Right now I would argue that a lot of the stuff well people use to track themselves is more novelty than something of value because we don’t know what to do with that information. They collect a lot of things, but what does it matter? We will know a lot more in five years and look for patterns in that information. That will help us identify real insights for healthy people, to identify things that provide support and advice on how to stay healthy. I think there will be a recognition that collecting numbers of unknown value is useless and we’re going to be more focused on actually helping people stay healthier. I’m not sure what that method of communication will be. But it will be a more profound recognition that wellness itself requires effort and insight.
Q. What's the most cutting-edge application you're seeing now? What other innovations might we see in the near future?
MK: Two things. One is the utility of monitoring devices to be used at home, making them more affordable, less intrusive and giving us more information. It’s one of the things that allows the mHealth industry to get started that these things are now more approachable.

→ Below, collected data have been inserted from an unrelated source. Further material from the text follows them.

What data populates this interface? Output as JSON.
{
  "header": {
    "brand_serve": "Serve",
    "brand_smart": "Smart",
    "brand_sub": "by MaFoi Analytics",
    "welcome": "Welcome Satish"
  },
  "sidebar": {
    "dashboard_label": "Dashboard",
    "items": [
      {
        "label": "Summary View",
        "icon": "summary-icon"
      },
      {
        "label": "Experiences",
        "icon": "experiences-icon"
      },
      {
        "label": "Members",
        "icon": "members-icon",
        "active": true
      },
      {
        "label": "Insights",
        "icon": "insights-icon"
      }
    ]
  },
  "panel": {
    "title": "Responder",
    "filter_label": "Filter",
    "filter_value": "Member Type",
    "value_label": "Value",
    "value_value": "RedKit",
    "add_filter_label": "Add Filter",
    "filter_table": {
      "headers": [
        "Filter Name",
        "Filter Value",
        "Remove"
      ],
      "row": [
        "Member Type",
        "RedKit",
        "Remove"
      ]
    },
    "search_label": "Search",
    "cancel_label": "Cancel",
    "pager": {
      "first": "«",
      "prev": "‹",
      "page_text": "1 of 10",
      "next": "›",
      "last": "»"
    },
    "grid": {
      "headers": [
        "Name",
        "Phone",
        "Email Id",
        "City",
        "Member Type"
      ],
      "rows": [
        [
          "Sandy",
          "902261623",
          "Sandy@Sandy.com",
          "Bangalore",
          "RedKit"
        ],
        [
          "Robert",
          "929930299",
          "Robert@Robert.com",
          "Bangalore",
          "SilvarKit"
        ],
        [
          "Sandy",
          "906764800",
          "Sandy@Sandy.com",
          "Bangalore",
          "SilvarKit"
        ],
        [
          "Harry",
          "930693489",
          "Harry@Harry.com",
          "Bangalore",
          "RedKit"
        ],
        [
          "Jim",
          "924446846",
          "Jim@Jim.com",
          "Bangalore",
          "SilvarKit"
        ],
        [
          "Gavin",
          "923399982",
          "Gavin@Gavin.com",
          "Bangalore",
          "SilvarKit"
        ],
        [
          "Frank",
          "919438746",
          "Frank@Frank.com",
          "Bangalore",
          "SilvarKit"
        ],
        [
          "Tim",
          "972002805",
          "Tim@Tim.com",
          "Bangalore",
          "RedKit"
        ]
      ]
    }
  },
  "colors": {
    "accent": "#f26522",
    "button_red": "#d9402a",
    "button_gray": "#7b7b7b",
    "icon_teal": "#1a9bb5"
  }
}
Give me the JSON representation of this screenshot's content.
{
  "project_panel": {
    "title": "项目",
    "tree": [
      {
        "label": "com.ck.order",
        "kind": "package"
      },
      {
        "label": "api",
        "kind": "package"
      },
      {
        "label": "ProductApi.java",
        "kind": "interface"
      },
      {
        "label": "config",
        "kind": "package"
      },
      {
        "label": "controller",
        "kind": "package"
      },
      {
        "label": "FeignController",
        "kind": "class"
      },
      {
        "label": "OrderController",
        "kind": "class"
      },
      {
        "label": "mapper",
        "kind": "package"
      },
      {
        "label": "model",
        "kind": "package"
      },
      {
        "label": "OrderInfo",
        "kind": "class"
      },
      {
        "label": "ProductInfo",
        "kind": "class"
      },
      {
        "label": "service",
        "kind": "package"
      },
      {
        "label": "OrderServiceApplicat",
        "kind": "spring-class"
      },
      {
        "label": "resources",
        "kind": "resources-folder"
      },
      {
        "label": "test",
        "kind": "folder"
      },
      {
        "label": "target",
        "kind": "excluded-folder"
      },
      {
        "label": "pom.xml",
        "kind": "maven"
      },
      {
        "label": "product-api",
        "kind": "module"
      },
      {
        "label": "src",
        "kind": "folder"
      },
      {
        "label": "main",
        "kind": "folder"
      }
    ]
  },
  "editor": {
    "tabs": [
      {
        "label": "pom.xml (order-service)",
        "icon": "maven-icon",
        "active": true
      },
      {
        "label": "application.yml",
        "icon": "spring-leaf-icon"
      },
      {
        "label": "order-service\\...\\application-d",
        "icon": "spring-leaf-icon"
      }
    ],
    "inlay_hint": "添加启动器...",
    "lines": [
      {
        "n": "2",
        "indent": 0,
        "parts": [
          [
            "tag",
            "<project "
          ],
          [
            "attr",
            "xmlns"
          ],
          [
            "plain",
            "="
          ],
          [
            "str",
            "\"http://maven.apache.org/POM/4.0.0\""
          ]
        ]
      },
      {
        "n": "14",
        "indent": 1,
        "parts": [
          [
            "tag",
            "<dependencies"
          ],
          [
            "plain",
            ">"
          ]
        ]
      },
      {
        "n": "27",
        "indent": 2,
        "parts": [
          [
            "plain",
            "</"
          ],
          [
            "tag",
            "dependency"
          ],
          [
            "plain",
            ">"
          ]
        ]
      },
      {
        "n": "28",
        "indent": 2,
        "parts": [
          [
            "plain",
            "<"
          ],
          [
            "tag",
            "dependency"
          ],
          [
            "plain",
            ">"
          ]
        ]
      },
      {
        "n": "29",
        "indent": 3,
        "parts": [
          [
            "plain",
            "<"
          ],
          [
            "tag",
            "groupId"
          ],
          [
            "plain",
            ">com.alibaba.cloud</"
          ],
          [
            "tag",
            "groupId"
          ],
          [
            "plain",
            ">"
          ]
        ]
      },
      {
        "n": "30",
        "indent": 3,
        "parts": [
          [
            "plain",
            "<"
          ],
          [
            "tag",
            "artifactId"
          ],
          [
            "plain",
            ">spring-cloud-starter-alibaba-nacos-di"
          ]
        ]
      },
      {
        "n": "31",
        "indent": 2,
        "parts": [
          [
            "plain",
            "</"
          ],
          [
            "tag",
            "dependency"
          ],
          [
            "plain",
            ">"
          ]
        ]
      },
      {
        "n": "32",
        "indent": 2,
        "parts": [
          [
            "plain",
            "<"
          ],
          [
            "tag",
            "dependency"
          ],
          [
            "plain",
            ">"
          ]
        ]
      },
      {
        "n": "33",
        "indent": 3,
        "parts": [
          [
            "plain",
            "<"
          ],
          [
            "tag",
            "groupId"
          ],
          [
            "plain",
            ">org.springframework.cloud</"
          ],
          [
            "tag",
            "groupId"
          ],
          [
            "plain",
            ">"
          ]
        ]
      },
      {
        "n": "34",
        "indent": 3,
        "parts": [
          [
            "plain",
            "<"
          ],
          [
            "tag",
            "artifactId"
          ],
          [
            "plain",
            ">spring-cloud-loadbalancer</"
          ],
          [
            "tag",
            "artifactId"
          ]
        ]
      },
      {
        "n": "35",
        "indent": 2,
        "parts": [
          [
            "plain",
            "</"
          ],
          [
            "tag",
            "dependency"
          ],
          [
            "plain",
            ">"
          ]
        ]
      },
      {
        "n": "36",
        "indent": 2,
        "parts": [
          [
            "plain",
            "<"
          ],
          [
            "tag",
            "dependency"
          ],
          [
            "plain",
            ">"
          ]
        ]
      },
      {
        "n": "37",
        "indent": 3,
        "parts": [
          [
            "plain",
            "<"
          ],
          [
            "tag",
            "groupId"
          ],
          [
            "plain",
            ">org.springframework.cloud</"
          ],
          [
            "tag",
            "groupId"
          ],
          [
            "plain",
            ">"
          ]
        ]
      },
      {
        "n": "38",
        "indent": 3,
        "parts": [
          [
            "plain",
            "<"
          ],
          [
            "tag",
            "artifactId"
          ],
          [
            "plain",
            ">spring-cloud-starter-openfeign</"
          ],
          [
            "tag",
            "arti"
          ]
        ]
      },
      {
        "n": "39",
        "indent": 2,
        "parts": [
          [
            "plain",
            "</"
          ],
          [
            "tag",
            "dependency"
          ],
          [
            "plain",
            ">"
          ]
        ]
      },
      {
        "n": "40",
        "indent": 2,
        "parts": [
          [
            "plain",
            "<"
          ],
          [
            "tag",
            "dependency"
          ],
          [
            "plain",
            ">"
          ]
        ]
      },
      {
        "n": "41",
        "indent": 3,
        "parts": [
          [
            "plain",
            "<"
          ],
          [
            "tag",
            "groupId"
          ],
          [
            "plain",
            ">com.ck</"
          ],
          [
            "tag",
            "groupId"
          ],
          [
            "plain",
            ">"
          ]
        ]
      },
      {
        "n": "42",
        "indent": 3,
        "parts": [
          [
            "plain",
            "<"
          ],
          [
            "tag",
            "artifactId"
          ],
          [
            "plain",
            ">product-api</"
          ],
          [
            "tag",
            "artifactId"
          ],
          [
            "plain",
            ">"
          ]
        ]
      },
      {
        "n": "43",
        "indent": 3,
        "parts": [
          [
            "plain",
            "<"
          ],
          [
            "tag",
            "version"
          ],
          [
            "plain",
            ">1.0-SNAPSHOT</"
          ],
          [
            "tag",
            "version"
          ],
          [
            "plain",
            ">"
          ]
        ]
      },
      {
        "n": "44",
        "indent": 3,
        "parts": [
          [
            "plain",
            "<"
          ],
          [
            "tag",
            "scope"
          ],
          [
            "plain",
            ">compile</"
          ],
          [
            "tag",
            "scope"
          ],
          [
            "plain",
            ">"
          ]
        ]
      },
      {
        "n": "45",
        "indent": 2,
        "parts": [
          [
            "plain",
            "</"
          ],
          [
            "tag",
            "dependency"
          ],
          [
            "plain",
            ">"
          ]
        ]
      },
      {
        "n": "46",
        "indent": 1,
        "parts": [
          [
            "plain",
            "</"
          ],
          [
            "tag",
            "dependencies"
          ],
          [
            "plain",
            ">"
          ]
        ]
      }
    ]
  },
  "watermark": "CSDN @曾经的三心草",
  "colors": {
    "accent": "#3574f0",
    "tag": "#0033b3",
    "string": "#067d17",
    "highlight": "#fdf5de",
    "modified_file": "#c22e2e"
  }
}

The second one is progress with big data analytics – the improved understanding of how we can use it and the opportunities and limitations of big data and within that the natural language processing.
Q. What mHealth tool or trend will likely die out or fail?
JK: One of the things that will die out is “quantified self” being something that only rests in the hands of the fit and well. I think the tools will still exist for triathletes and for people that really care about what’s going on with their health. But I honestly think we will see a movement toward much more integration with that data with incentivized organizations that can act upon that data and not just leave things in the hands of individuals who are interested in improving themselves. I think what we will see is paradoxically the death of quantified self not because quantified self will die but it will expand into those individuals who are not even interested in directly and meticulously and sometimes obsessively measuring metrics about ourselves. I think it will become more natural, more passive, more acceptable and applied by many, many more people.
We will move from quantified self to “contextualized us.” We will move from simply collecting data into divining meaning. And from “me” into mass scale machine learning of data on millions of individuals. Helping individuals with chronic disease to improve their health and improve their outcomes based not just on the quantified data but also quantifiable data with true meaning behind why those data are changing.
MK: Any component of mHealth, like all other applications of information technology, will have to show value if it is to become a routine part of the healthcare environment. I suspect that some of the commercial “tracking tools” that collect information and display it for you, but do not provide any real analytic insight, will have limited value. How long will it be before knowing how many steps I took yesterday becomes uninteresting? If such information can be integrated with other data to provide useful insight in improving health and health choices the devices will become part of a sustained system. Otherwise, I would not be surprised if they become limited to people who value targeting some measurement as part of something like an athletic training program.